For practitioners, this was a relief, but it was still unclear whether a tax-filing obligation remained for a non-resident partner. This was addressed at the recent 2019 IFA meeting in May, where the CRA was asked whether a non-resident partner in possession of a section 116 clearance certificate had an obligation to file a tax return where there were no taxes payable, owing to the prepayment of tax when the partnership applied for the certificate.
The focus of the question to the CRA was specifically with regard to paragraph 150(5)(b). Section 150 states the conditions under which a tax return does not have to be filed. A tax return does not have to be filed pursuant to subsection 150(5) where a non-resident person meets the following four conditions: (a) the taxpayer is a non-resident at that time; (b) no tax is payable under part I by the taxpayer for the taxation year; (c) the taxpayer is, at the time, not liable to pay any amount under the Act in respect of any previous taxation year; and (d) each TCP disposed of by the taxpayer in the taxation year is excluded property within the meaning assigned by subsection 116(6) or a property for which the minister has granted a clearance certificate pursuant to subsection 116 (2), (4), or (5.2). Practitioners have interpreted the possession of a section 116 clearance certificate with the prepayment of the tax to meet the requirements of subsection 150(5).
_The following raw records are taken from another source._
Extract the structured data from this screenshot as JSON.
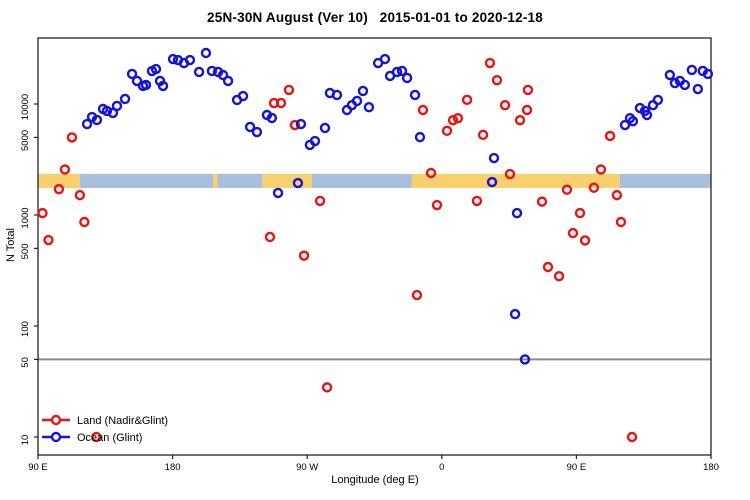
{
  "title": "25N-30N August (Ver 10)   2015-01-01 to 2020-12-18",
  "chart_data": {
    "type": "scatter",
    "title": "25N-30N August (Ver 10)   2015-01-01 to 2020-12-18",
    "xlabel": "Longitude (deg E)",
    "ylabel": "N Total",
    "x_axis": {
      "range": [
        90,
        540
      ],
      "ticks": [
        {
          "pos": 90,
          "label": "90 E"
        },
        {
          "pos": 180,
          "label": "180"
        },
        {
          "pos": 270,
          "label": "90 W"
        },
        {
          "pos": 360,
          "label": "0"
        },
        {
          "pos": 450,
          "label": "90 E"
        },
        {
          "pos": 540,
          "label": "180"
        }
      ]
    },
    "y_axis": {
      "scale": "log",
      "range": [
        7,
        39000
      ],
      "ticks": [
        {
          "value": 10,
          "label": "10"
        },
        {
          "value": 50,
          "label": "50"
        },
        {
          "value": 100,
          "label": "100"
        },
        {
          "value": 500,
          "label": "500"
        },
        {
          "value": 1000,
          "label": "1000"
        },
        {
          "value": 5000,
          "label": "5000"
        },
        {
          "value": 10000,
          "label": "10000"
        }
      ]
    },
    "reference_line": {
      "value": 50,
      "color": "#8a8a8a"
    },
    "surface_band": {
      "value_range": [
        1750,
        2350
      ],
      "land_color": "#f9d06e",
      "ocean_color": "#a9bfdc",
      "segments": [
        {
          "surface": "land",
          "from": 90,
          "to": 118
        },
        {
          "surface": "ocean",
          "from": 118,
          "to": 207
        },
        {
          "surface": "land",
          "from": 207,
          "to": 210
        },
        {
          "surface": "ocean",
          "from": 210,
          "to": 240
        },
        {
          "surface": "land",
          "from": 240,
          "to": 273
        },
        {
          "surface": "ocean",
          "from": 273,
          "to": 340
        },
        {
          "surface": "land",
          "from": 340,
          "to": 479
        },
        {
          "surface": "ocean",
          "from": 479,
          "to": 540
        }
      ]
    },
    "legend": {
      "position": "bottom-left"
    },
    "series": [
      {
        "name": "Land (Nadir&Glint)",
        "color": "#ee1111",
        "points": [
          [
            112.7,
            5000
          ],
          [
            108,
            2570
          ],
          [
            104,
            1710
          ],
          [
            118,
            1510
          ],
          [
            93,
            1040
          ],
          [
            121,
            865
          ],
          [
            97,
            595
          ],
          [
            129,
            10
          ],
          [
            257.8,
            13400
          ],
          [
            247.8,
            10200
          ],
          [
            252.5,
            10200
          ],
          [
            261.8,
            6460
          ],
          [
            278.6,
            1340
          ],
          [
            245.1,
            634
          ],
          [
            267.9,
            430
          ],
          [
            283.3,
            28
          ],
          [
            347.4,
            8830
          ],
          [
            352.8,
            2390
          ],
          [
            356.8,
            1230
          ],
          [
            343.4,
            190
          ],
          [
            376.9,
            10900
          ],
          [
            367.5,
            7150
          ],
          [
            370.8,
            7450
          ],
          [
            363.5,
            5730
          ],
          [
            387.6,
            5270
          ],
          [
            383.5,
            1340
          ],
          [
            392.2,
            23400
          ],
          [
            396.9,
            16400
          ],
          [
            402.3,
            9760
          ],
          [
            417.6,
            13400
          ],
          [
            417,
            8830
          ],
          [
            412.3,
            7150
          ],
          [
            405.6,
            2340
          ],
          [
            427,
            1320
          ],
          [
            466.4,
            2570
          ],
          [
            443.7,
            1690
          ],
          [
            461.7,
            1760
          ],
          [
            477.1,
            1510
          ],
          [
            452.4,
            1040
          ],
          [
            479.8,
            865
          ],
          [
            447.7,
            687
          ],
          [
            455.8,
            590
          ],
          [
            431,
            340
          ],
          [
            438.4,
            281
          ],
          [
            472.5,
            5150
          ],
          [
            487.2,
            10
          ]
        ]
      },
      {
        "name": "Ocean (Glint)",
        "color": "#1313dd",
        "points": [
          [
            122.8,
            6600
          ],
          [
            126.1,
            7630
          ],
          [
            129.4,
            7180
          ],
          [
            133.5,
            9020
          ],
          [
            136.1,
            8660
          ],
          [
            140.1,
            8310
          ],
          [
            142.8,
            9600
          ],
          [
            148.2,
            11100
          ],
          [
            152.9,
            18650
          ],
          [
            156.2,
            16130
          ],
          [
            160.2,
            14550
          ],
          [
            162.2,
            14850
          ],
          [
            166.2,
            19800
          ],
          [
            168.9,
            20640
          ],
          [
            171.6,
            16130
          ],
          [
            173.6,
            14550
          ],
          [
            180.3,
            25400
          ],
          [
            183.6,
            24870
          ],
          [
            187.6,
            23390
          ],
          [
            191.6,
            24870
          ],
          [
            202.3,
            28800
          ],
          [
            197.7,
            19430
          ],
          [
            206.3,
            19840
          ],
          [
            210.4,
            19430
          ],
          [
            213.7,
            18250
          ],
          [
            217.1,
            16130
          ],
          [
            223.1,
            10870
          ],
          [
            227.1,
            11790
          ],
          [
            231.8,
            6210
          ],
          [
            236.4,
            5590
          ],
          [
            243.1,
            7960
          ],
          [
            246.4,
            7480
          ],
          [
            265.8,
            6600
          ],
          [
            271.8,
            4280
          ],
          [
            275.2,
            4640
          ],
          [
            281.9,
            6080
          ],
          [
            285.2,
            12560
          ],
          [
            289.9,
            12060
          ],
          [
            296.6,
            8830
          ],
          [
            299.9,
            9760
          ],
          [
            303.3,
            10650
          ],
          [
            307.3,
            13100
          ],
          [
            311.3,
            9360
          ],
          [
            263.8,
            1940
          ],
          [
            250.5,
            1580
          ],
          [
            317.4,
            23390
          ],
          [
            322,
            25400
          ],
          [
            325.4,
            17900
          ],
          [
            330.1,
            19430
          ],
          [
            333.4,
            19840
          ],
          [
            336.8,
            17160
          ],
          [
            342.1,
            12060
          ],
          [
            345.4,
            5030
          ],
          [
            393.6,
            1980
          ],
          [
            394.9,
            3260
          ],
          [
            410.3,
            1040
          ],
          [
            409,
            128
          ],
          [
            415.6,
            50
          ],
          [
            482.5,
            6460
          ],
          [
            485.8,
            7450
          ],
          [
            487.8,
            7000
          ],
          [
            492.5,
            9200
          ],
          [
            495.8,
            8660
          ],
          [
            497.2,
            7960
          ],
          [
            501.2,
            9760
          ],
          [
            504.5,
            10870
          ],
          [
            512.5,
            18250
          ],
          [
            515.9,
            15430
          ],
          [
            519.2,
            16130
          ],
          [
            522.5,
            14850
          ],
          [
            527.2,
            20250
          ],
          [
            531.2,
            13640
          ],
          [
            534.5,
            19840
          ],
          [
            537.9,
            18650
          ]
        ]
      }
    ]
  }
}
See Melody Chiu, "Taxation of Non-Resident Investors in Canadian Investment Funds," International Tax Planning feature (2010) 58:1 Canadian Tax Journal 117-43; and Rita Trowbridge and James Witty, "Investing in Canadian Real Estate by Non-Residents," in 2017 Ontario Tax Conference (Toronto: Canadian Tax Foundation, 2017), 11:1-28.
At the May IFA meeting, the CRA stated that regardless of whether the tax was prepaid and no tax would be owing on the filing of the tax return, a return nevertheless had to be filed because the requirement of paragraph 150(5)(b) is that there not be part I tax payable. The CRA's interpretation is correct. The requirement is not centred on tax payable at the time the tax return is filed.
From a policy perspective, it does not make sense to enforce a filing obligation on a non-resident partner of a widely held partnership where there are no taxes owing and where the CRA has the necessary information on the non-resident partner from the partnership's section 116 certificate application. To insist on an income tax filing obligation is to deter investments by non-resident partners directly into funds operating as partnerships in Canada. Given that relief is provided pursuant to an application for a section 116 certificate, similar relief could be provided at the partnership level by waiving the requirement for a partner to file an income tax return where a certificate has been issued to the partnership, or by requiring an information return at the partnership level.